Photo Credit: HILLSBORO TRIBUNE PHOTO: KATHY FULLER - Hillsboro Schools Foundation development associate Ginny Watson (left) and board president Laura Bekken display the foundations new logo.Children have been a big part of Laura Bekken’s vision for many years.

As a special education teacher, and then as the Hillsboro School District’s director of special education, her professional life has revolved around children.

Now retired, children are at the center of her volunteer life.

A volunteer for the Hillsboro Schools Foundation (HSF) for the last six years, Bekken has served as president of the nonprofit for the last three.

Hillsboro Schools Foundation raises funds from individuals and large and small businesses in the area that go to support special projects and programs designed by teachers in the Hillsboro School District.

Since 2000, the foundation has awarded about $2.8 million in grants to innovative programs in the school district, from “Something’s Rotten at Tobias” — a grant to start a food waste composting program at Tobias Elementary School — to funds for a musical instrument loaning library for band students who can’t afford rental fees.

The foundation’s efforts have made many programs available to students even during the years of budget reductions within the school district.

Several years ago, Bekken said, the foundation’s leadership decided it was time to “get to the next level.”

“We were very flat in terms of fundraising and giving,” she explained.

Delving into redefining the Hillsboro Schools Foundation’s mission and vision, Bekken said she found one theme that consistently surfaced: community.

Engaging the community, all parts of the community, is the key, Bekken said.

“We know that 70 percent of all private giving comes from individuals, not corporate America,” she said.
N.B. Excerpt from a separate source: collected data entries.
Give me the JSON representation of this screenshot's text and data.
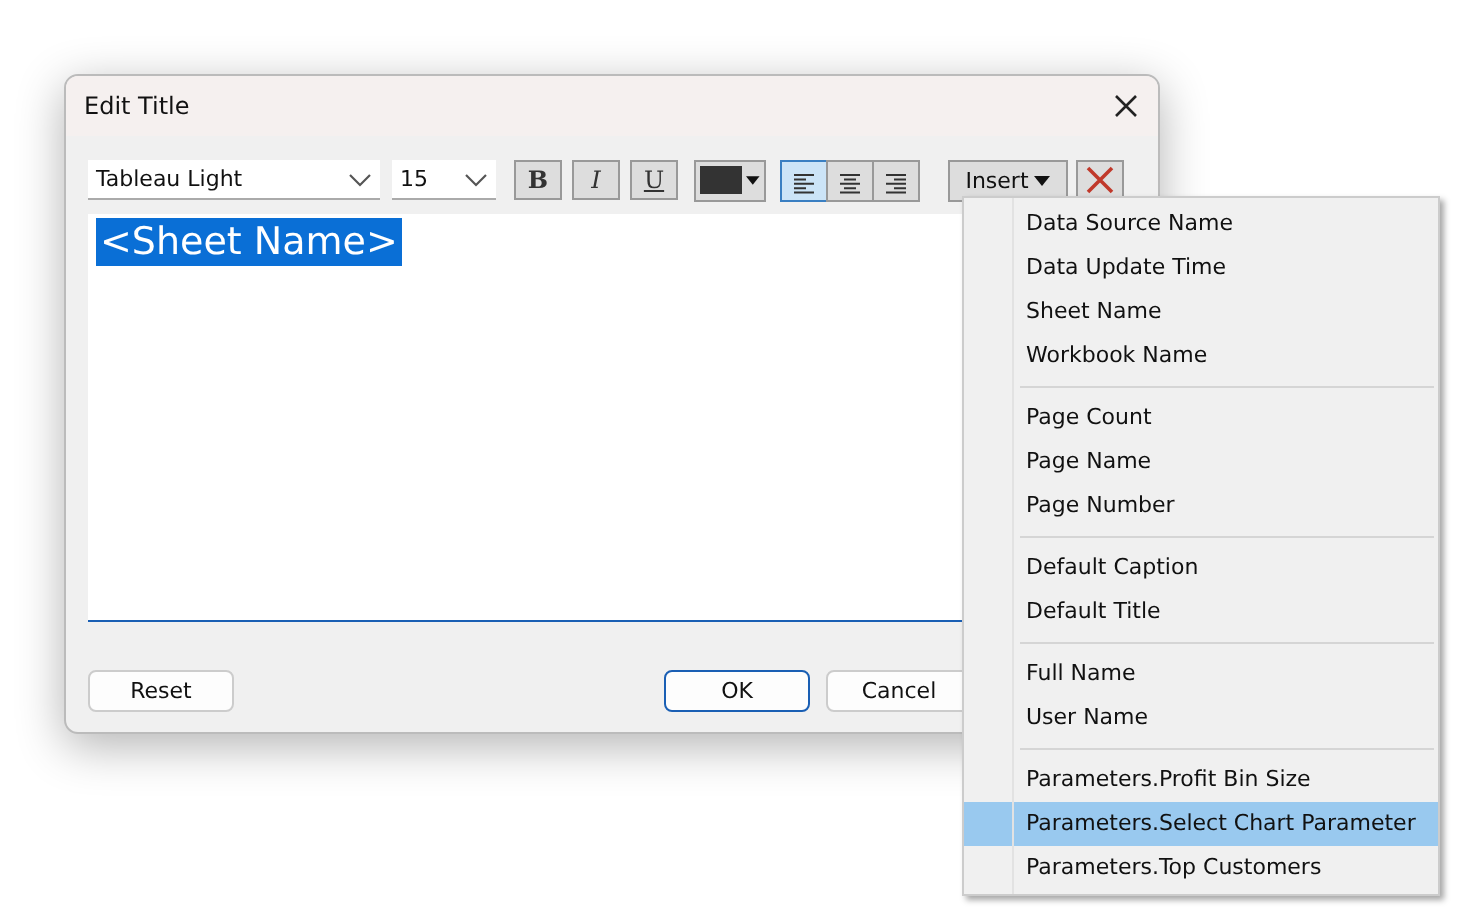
{
  "window": {
    "title": "Edit Title"
  },
  "toolbar": {
    "font": "Tableau Light",
    "size": "15",
    "styles": [
      {
        "label": "B",
        "kind": "bold",
        "on": false
      },
      {
        "label": "I",
        "kind": "italic",
        "on": false
      },
      {
        "label": "U",
        "kind": "underline",
        "on": false
      }
    ],
    "align": [
      {
        "kind": "left",
        "selected": true
      },
      {
        "kind": "center",
        "selected": false
      },
      {
        "kind": "right",
        "selected": false
      }
    ],
    "insert_button": "Insert"
  },
  "editor": {
    "text": "<Sheet Name>",
    "selected": true
  },
  "buttons": {
    "reset": "Reset",
    "ok": "OK",
    "cancel": "Cancel"
  },
  "insert_menu": [
    {
      "items": [
        {
          "label": "Data Source Name",
          "selected": false
        },
        {
          "label": "Data Update Time",
          "selected": false
        },
        {
          "label": "Sheet Name",
          "selected": false
        },
        {
          "label": "Workbook Name",
          "selected": false
        }
      ]
    },
    {
      "items": [
        {
          "label": "Page Count",
          "selected": false
        },
        {
          "label": "Page Name",
          "selected": false
        },
        {
          "label": "Page Number",
          "selected": false
        }
      ]
    },
    {
      "items": [
        {
          "label": "Default Caption",
          "selected": false
        },
        {
          "label": "Default Title",
          "selected": false
        }
      ]
    },
    {
      "items": [
        {
          "label": "Full Name",
          "selected": false
        },
        {
          "label": "User Name",
          "selected": false
        }
      ]
    },
    {
      "items": [
        {
          "label": "Parameters.Profit Bin Size",
          "selected": false
        },
        {
          "label": "Parameters.Select Chart Parameter",
          "selected": true
        },
        {
          "label": "Parameters.Top Customers",
          "selected": false
        }
      ]
    }
  ]
}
Knowing that, she reasoned it made sense to reach out to individuals, parent groups, school district alumni and local businesses, to get the message out that students and schools are critically important on many levels.

“I’m old enough to remember when schools were the center of the community,” Bekken said. “What a great thing to rally our community around. It’s so worth investing in.”
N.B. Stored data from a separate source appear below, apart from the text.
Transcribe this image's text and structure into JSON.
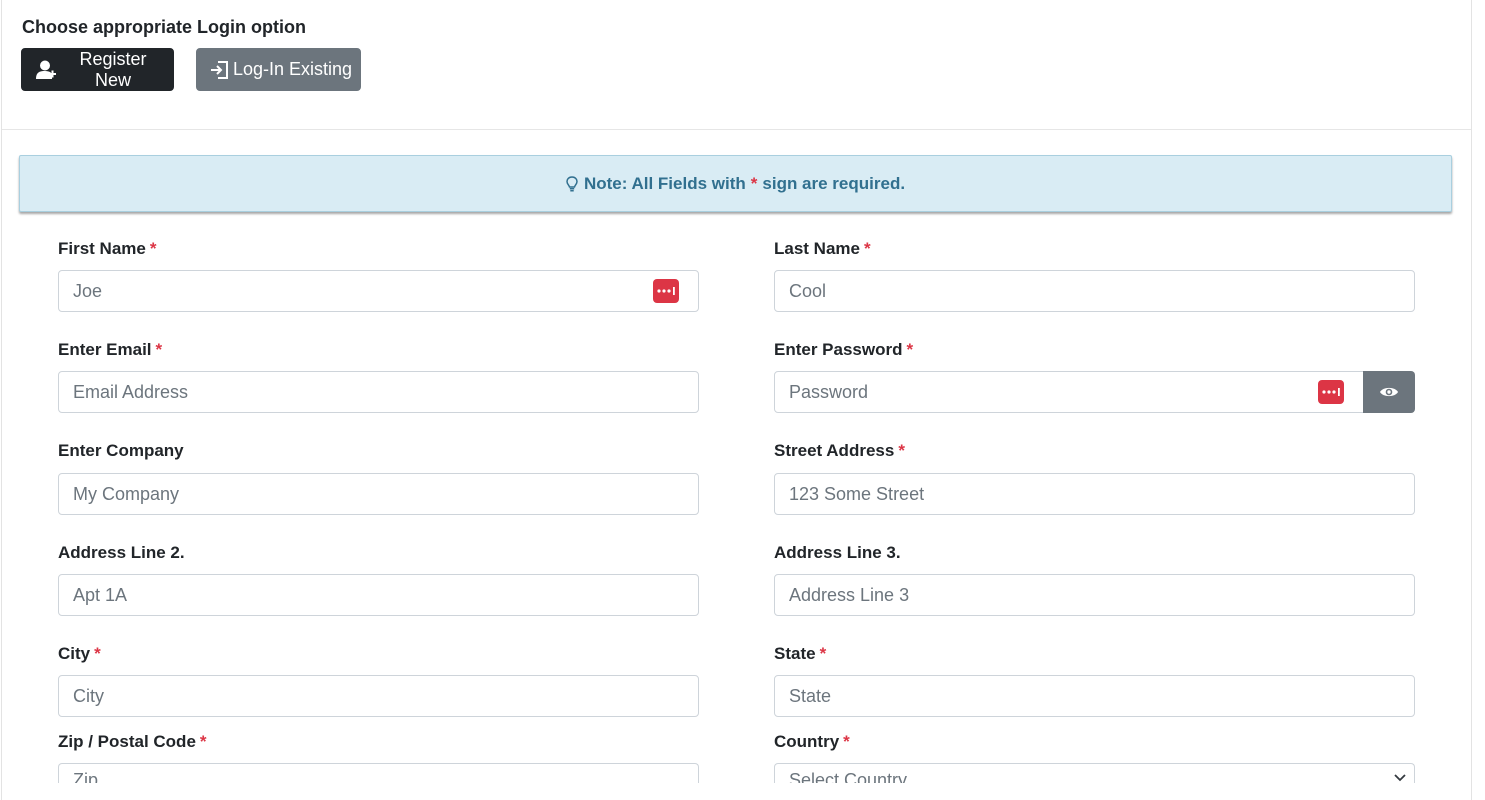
{
  "header": {
    "title": "Choose appropriate Login option",
    "register_label": "Register New",
    "login_label": "Log-In Existing"
  },
  "note": {
    "prefix": "Note: All Fields with",
    "star": "*",
    "suffix": "sign are required."
  },
  "form": {
    "required_mark": "*",
    "first_name": {
      "label": "First Name",
      "value": "Joe"
    },
    "last_name": {
      "label": "Last Name",
      "value": "Cool"
    },
    "email": {
      "label": "Enter Email",
      "placeholder": "Email Address"
    },
    "password": {
      "label": "Enter Password",
      "placeholder": "Password"
    },
    "company": {
      "label": "Enter Company",
      "placeholder": "My Company"
    },
    "street": {
      "label": "Street Address",
      "placeholder": "123 Some Street"
    },
    "address2": {
      "label": "Address Line 2.",
      "placeholder": "Apt 1A"
    },
    "address3": {
      "label": "Address Line 3.",
      "placeholder": "Address Line 3"
    },
    "city": {
      "label": "City",
      "placeholder": "City"
    },
    "state": {
      "label": "State",
      "placeholder": "State"
    },
    "zip": {
      "label": "Zip / Postal Code",
      "placeholder": "Zip"
    },
    "country": {
      "label": "Country",
      "selected": "Select Country"
    }
  },
  "colors": {
    "required": "#dc3545",
    "note_bg": "#d9ecf4",
    "note_text": "#31708f",
    "btn_dark": "#212529",
    "btn_gray": "#6c757d"
  },
  "icons": {
    "register": "user-plus-icon",
    "login": "sign-in-icon",
    "note": "lightbulb-icon",
    "password_manager": "password-manager-icon",
    "toggle_password": "eye-icon"
  }
}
And along those lines, the HSF leadership decided that “getting to the next level” included doubling its giving.

“In the past we’ve given about $100,000 a year” to the school district, Bekken said. “Our goal now is $200,000 a year.”

The foundation leadership wanted to do something that would touch every student in the district. To that end, the foundation has committed to help fund the district’s science curriculum rollout by funding STEM kits for each classroom; kits that will give elementary teachers “the ability to provide rich hands-on science lessons,” said HSF development associate Ginny Watson.

HSF has committed donating $45,000 for the kits this year, and will likely do the same for the next two years as the district rolls out a new science curriculum. Each kit costs about $400, and there are 350 classrooms, Watson said. Without the foundation’s help, students might not get the hands-on learning enrichment.

Especially with the current focus on science and engineering careers, “we want to be doing our part,” Watson noted.

The foundation also helps administer grants from companies to schools. Most recently, the foundation announced a $10,000 grant from First Tech Federal Credit Union. Half will go to Glencoe High School for Chromebooks, and half will go to W.L. Henry Elementary for iPads.

“They know we’ll be responsive and responsible,” Bekken said.

The foundation’s largest fundraiser of the year is the annual auction, slated for Feb. 21, 2015, at a new location, Northwest Events & Environments in Hillsboro.